Tip Pooling in Casinos

The Second District Court of Appeal in Los Angeles has ruled that casinos may insist on tip pooling among their employees, but found that the Hawaiian Gardens Casino may have violated the ban on participation in tip pools by supervisors. Lu v. Hawaiian Gardens Casino, Inc., Case No. B194209 (Jan. 22, 2009). We previously wrote about tip pooling in this blog on July 6, 2008, in our report on the Starbucks settlement with its baristas.

Labor Code section 351 prohibits employers from taking tips or crediting tips toward minimum wage obligations. However, under a 1990 Court of Appeal decision, employers may insist that employees pool their tips so that all are treated fairly. Leighton v. Old Heidelberg, Ltd., 219 Cal.App.3d 1062 (1990).

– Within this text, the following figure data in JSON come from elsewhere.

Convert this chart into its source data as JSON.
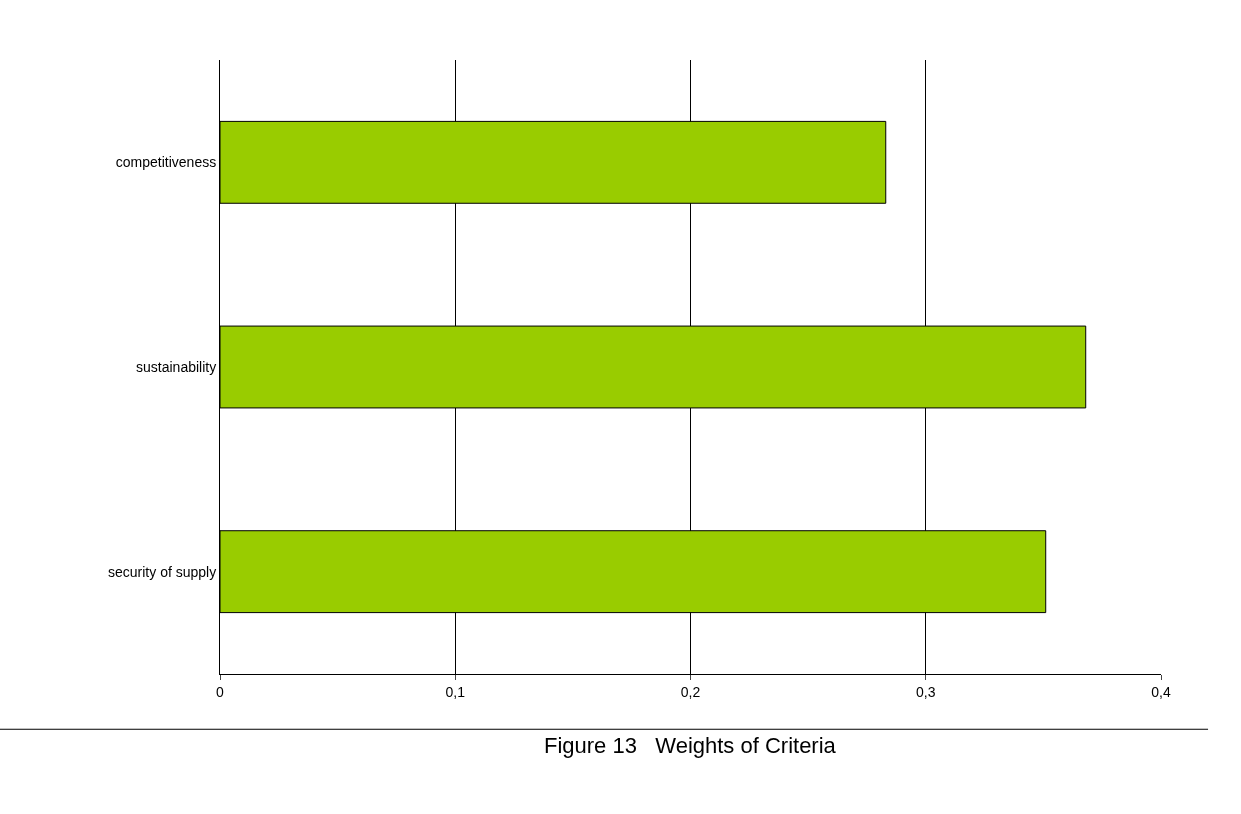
{
  "chart_data": {
    "type": "bar",
    "orientation": "horizontal",
    "categories": [
      "competitiveness",
      "sustainability",
      "security of supply"
    ],
    "values": [
      0.283,
      0.368,
      0.351
    ],
    "color": "#99cc00",
    "xlim": [
      0,
      0.4
    ],
    "xticks": [
      {
        "value": 0,
        "label": "0"
      },
      {
        "value": 0.1,
        "label": "0,1"
      },
      {
        "value": 0.2,
        "label": "0,2"
      },
      {
        "value": 0.3,
        "label": "0,3"
      },
      {
        "value": 0.4,
        "label": "0,4"
      }
    ],
    "grid": "x",
    "annotations": [
      "Figure 13   Weights of Criteria"
    ]
  }
}
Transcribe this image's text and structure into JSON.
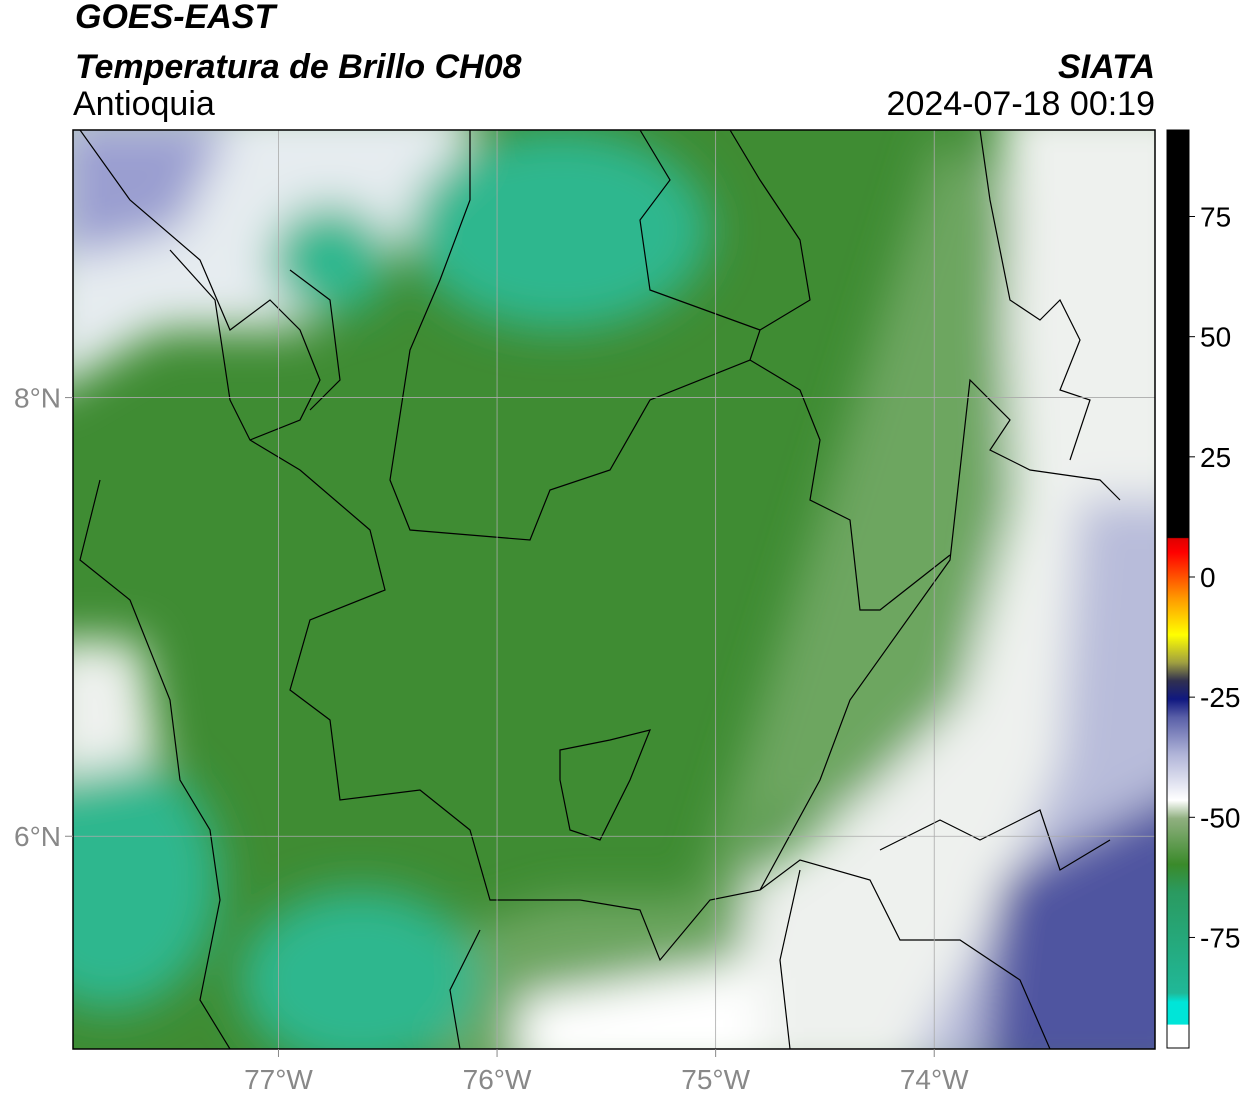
{
  "header": {
    "title": "GOES-EAST",
    "subtitle": "Temperatura de Brillo CH08",
    "region": "Antioquia",
    "source": "SIATA",
    "datetime": "2024-07-18 00:19"
  },
  "map": {
    "xlim": [
      -77.94,
      -72.99
    ],
    "ylim": [
      5.03,
      9.22
    ],
    "xticks": [
      {
        "value": -77,
        "label": "77°W"
      },
      {
        "value": -76,
        "label": "76°W"
      },
      {
        "value": -75,
        "label": "75°W"
      },
      {
        "value": -74,
        "label": "74°W"
      }
    ],
    "yticks": [
      {
        "value": 8,
        "label": "8°N"
      },
      {
        "value": 6,
        "label": "6°N"
      }
    ],
    "grid": true
  },
  "colorbar": {
    "lim": [
      -98,
      93
    ],
    "ticks": [
      75,
      50,
      25,
      0,
      -25,
      -50,
      -75
    ]
  }
}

That decision explained: "To the contrary, the restaurant business has long accommodated this practice which, through custom and usage, has become an industry policy or standard, a "house rule and is with nearly all Restaurants," by which the restaurant employer, as part of the operation of his business and to ensure peace and harmony in employee relations, pools and distributes among those employees, who directly provide table service to a patron, the gratuity left by him, and enforces that policy as a condition of employment."

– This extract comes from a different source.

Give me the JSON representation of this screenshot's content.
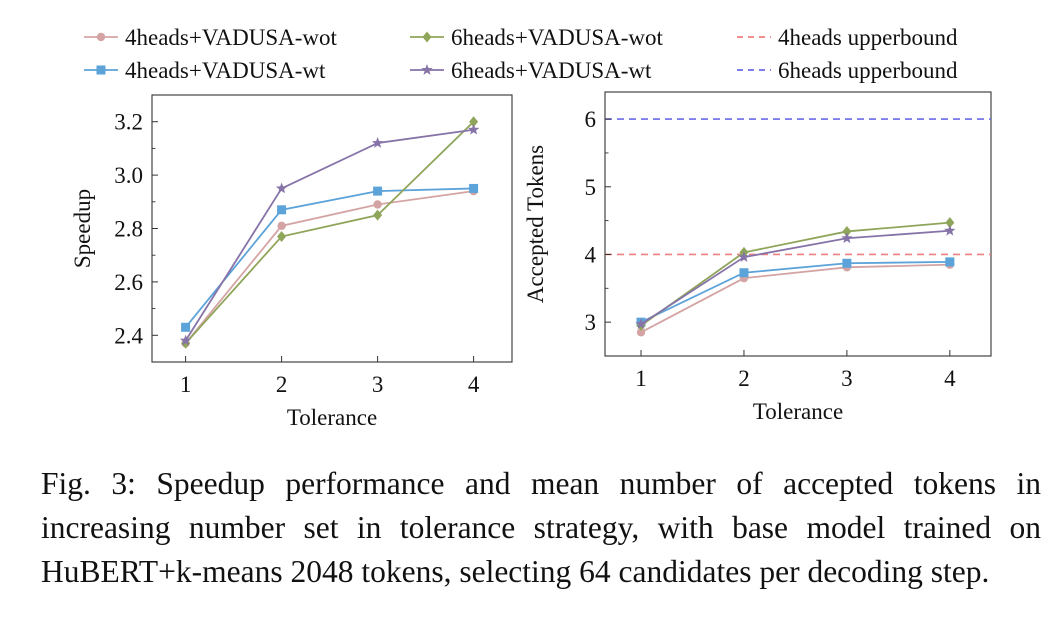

The Hawaiian Gardens Casino dealers argued in their class action lawsuit that the rule permitting tip pooling should not apply to them because the tips were handed directly to them, and were not intended to be left for all the employees in the casino who provided service. The court rejected the argument. "As in restaurants, a tip pool in a casino promotes good service among all of the employees who come in contact with the patron, which enhances the casino's reputation and increases its business."

However, that did not get the casino out of the lawsuit. There was evidence that some of those who participated in the tip pool acted in a supervisory capacity by participating in evaluations and by directing and advising dealers on their conduct. That would make such employees "agents" who are barred by section 351 from receiving any tip money.

Although there is no private right to sue under section 351, any violation of the statute may form the basis for a claim under the Unfair Competition Law, Business and Professions Code section 17200.

1 comment:

George said...

How does stealing the customer's tip to pay the casino's staffing costs equate to enhancing the casino's reputation?

I wish judges would wake up and realize that tips are the customer's private property. Instead of ruling as to who is or isn't entitled to share in the customer's private property, his tip, judges should be ruling that all employer required tip pools are the illegal appropriation of private property. If customers want their tips shared, they have every right and ability to share them themselves.

I beleive many judges across this country are fraudulently suggesting that they have somekind of legal authority to appropriate the customer's private property simply so the public will not realize that many businesses are stealing their property when they blatantly confiscate and appropriate their tips.

By fraudulently suggesting that the courts are authorized to determine who may or may not share in a tip pool, or the customer's private property, employers are exhonerated from any claims that they are illegally appropriating the customer's private property.